Australian politician (1852–1917)

David Forrest (2 January 1852 – 5 January 1917) was an Australian politician, a member of the Western Australian Legislative Assembly from 1900 to 1901, holding the seat of Ashburton. He was the younger brother of Sir John Forrest and Alexander Forrest, and the great-grandfather of Andrew Forrest.

Forrest was the sixth child of William and Margaret Forrest. He was born at his parents' flour mill on Preston River at Picton, near Bunbury, Western Australia. He initially attended a one-room school that his father had built on his property, then later attended Bishop Hale's school (now Hale School) in Perth.
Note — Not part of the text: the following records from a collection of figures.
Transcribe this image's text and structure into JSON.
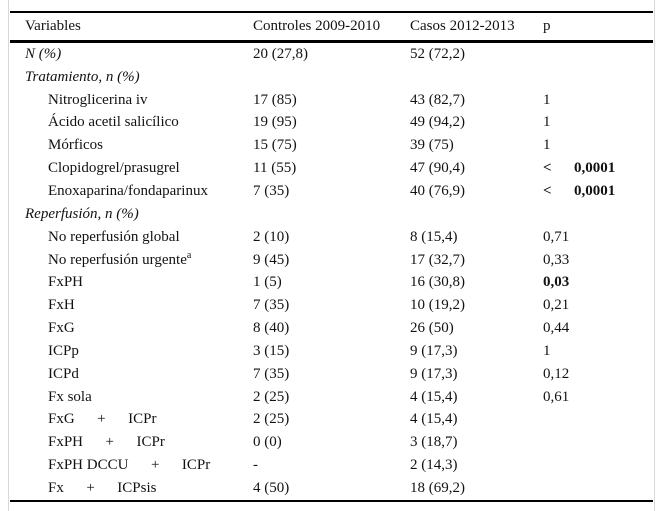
{
  "colors": {
    "rule": "#000000",
    "page_edge": "#d9d9d9",
    "text": "#121212"
  },
  "table": {
    "headers": [
      "Variables",
      "Controles 2009-2010",
      "Casos 2012-2013",
      "p"
    ],
    "rows": [
      {
        "label": "N (%)",
        "type": "section",
        "controles": "20 (27,8)",
        "casos": "52 (72,2)",
        "p": "",
        "p_bold": false
      },
      {
        "label": "Tratamiento, n (%)",
        "type": "section",
        "controles": "",
        "casos": "",
        "p": "",
        "p_bold": false
      },
      {
        "label": "Nitroglicerina iv",
        "type": "item",
        "controles": "17 (85)",
        "casos": "43 (82,7)",
        "p": "1",
        "p_bold": false
      },
      {
        "label": "Ácido acetil salicílico",
        "type": "item",
        "controles": "19 (95)",
        "casos": "49 (94,2)",
        "p": "1",
        "p_bold": false
      },
      {
        "label": "Mórficos",
        "type": "item",
        "controles": "15 (75)",
        "casos": "39 (75)",
        "p": "1",
        "p_bold": false
      },
      {
        "label": "Clopidogrel/prasugrel",
        "type": "item",
        "controles": "11 (55)",
        "casos": "47 (90,4)",
        "p": "<  0,0001",
        "p_bold": true
      },
      {
        "label": "Enoxaparina/fondaparinux",
        "type": "item",
        "controles": "7 (35)",
        "casos": "40 (76,9)",
        "p": "<  0,0001",
        "p_bold": true
      },
      {
        "label": "Reperfusión, n (%)",
        "type": "section",
        "controles": "",
        "casos": "",
        "p": "",
        "p_bold": false
      },
      {
        "label": "No reperfusión global",
        "type": "item",
        "controles": "2 (10)",
        "casos": "8 (15,4)",
        "p": "0,71",
        "p_bold": false
      },
      {
        "label": "No reperfusión urgente",
        "label_sup": "a",
        "type": "item",
        "controles": "9 (45)",
        "casos": "17 (32,7)",
        "p": "0,33",
        "p_bold": false
      },
      {
        "label": "FxPH",
        "type": "item",
        "controles": "1 (5)",
        "casos": "16 (30,8)",
        "p": "0,03",
        "p_bold": true
      },
      {
        "label": "FxH",
        "type": "item",
        "controles": "7 (35)",
        "casos": "10 (19,2)",
        "p": "0,21",
        "p_bold": false
      },
      {
        "label": "FxG",
        "type": "item",
        "controles": "8 (40)",
        "casos": "26 (50)",
        "p": "0,44",
        "p_bold": false
      },
      {
        "label": "ICPp",
        "type": "item",
        "controles": "3 (15)",
        "casos": "9 (17,3)",
        "p": "1",
        "p_bold": false
      },
      {
        "label": "ICPd",
        "type": "item",
        "controles": "7 (35)",
        "casos": "9 (17,3)",
        "p": "0,12",
        "p_bold": false
      },
      {
        "label": "Fx sola",
        "type": "item",
        "controles": "2 (25)",
        "casos": "4 (15,4)",
        "p": "0,61",
        "p_bold": false
      },
      {
        "label": "FxG  +  ICPr",
        "type": "item",
        "controles": "2 (25)",
        "casos": "4 (15,4)",
        "p": "",
        "p_bold": false
      },
      {
        "label": "FxPH  +  ICPr",
        "type": "item",
        "controles": "0 (0)",
        "casos": "3 (18,7)",
        "p": "",
        "p_bold": false
      },
      {
        "label": "FxPH DCCU  +  ICPr",
        "type": "item",
        "controles": "-",
        "casos": "2 (14,3)",
        "p": "",
        "p_bold": false
      },
      {
        "label": "Fx  +  ICPsis",
        "type": "item",
        "controles": "4 (50)",
        "casos": "18 (69,2)",
        "p": "",
        "p_bold": false
      }
    ]
  }
}
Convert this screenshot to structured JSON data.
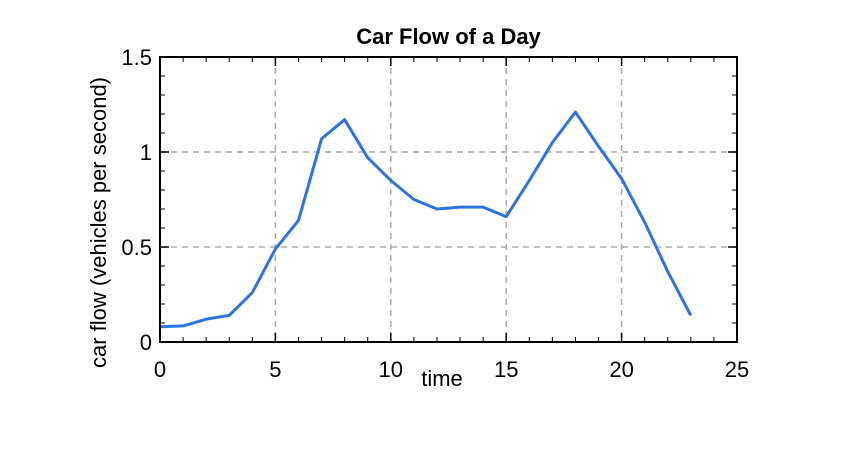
{
  "chart_data": {
    "type": "line",
    "title": "Car Flow of a Day",
    "xlabel": "time",
    "ylabel": "car flow (vehicles per second)",
    "xlim": [
      0,
      25
    ],
    "ylim": [
      0,
      1.5
    ],
    "xticks": [
      0,
      5,
      10,
      15,
      20,
      25
    ],
    "xtick_labels": [
      "0",
      "5",
      "10",
      "15",
      "20",
      "25"
    ],
    "yticks": [
      0,
      0.5,
      1,
      1.5
    ],
    "ytick_labels": [
      "0",
      "0.5",
      "1",
      "1.5"
    ],
    "grid": true,
    "grid_style": "dashed",
    "series": [
      {
        "color": "#2e73e3",
        "x": [
          0,
          1,
          2,
          3,
          4,
          5,
          6,
          7,
          8,
          9,
          10,
          11,
          12,
          13,
          14,
          15,
          16,
          17,
          18,
          19,
          20,
          21,
          22,
          23
        ],
        "y": [
          0.08,
          0.085,
          0.12,
          0.14,
          0.26,
          0.49,
          0.64,
          1.07,
          1.17,
          0.97,
          0.85,
          0.75,
          0.7,
          0.71,
          0.71,
          0.66,
          0.85,
          1.05,
          1.21,
          1.03,
          0.86,
          0.63,
          0.37,
          0.14
        ]
      }
    ]
  }
}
From 1873 to 1876, Forrest worked with sheep at Cubbine station near Quairading.

In 1874, Forrest drove a mob of sheep to a new lease of land (granted to Forrest, his brothers John and Alexander, and Septimus Burt) known as Minderoo, in the Ashburton district, and subsequently became the manager of the new station.

In 1881, Forrest married Mary Parker at York, after a seven-year engagement. They had seven children, three of whom died as infants. One of his sons, Mervyn Forrest, took over the family's pastoral interests, and like his father became a member of parliament.

Forrest was the first chairman of the Ashburton Roads Board, a justice of the peace, and Member of the Legislative Assembly for the seat of Ashburton from 1900 to 1901.

Forrest retired to Claremont, and died in 1917 at his residence, "Minderoo". He was buried at Karrakatta Cemetery.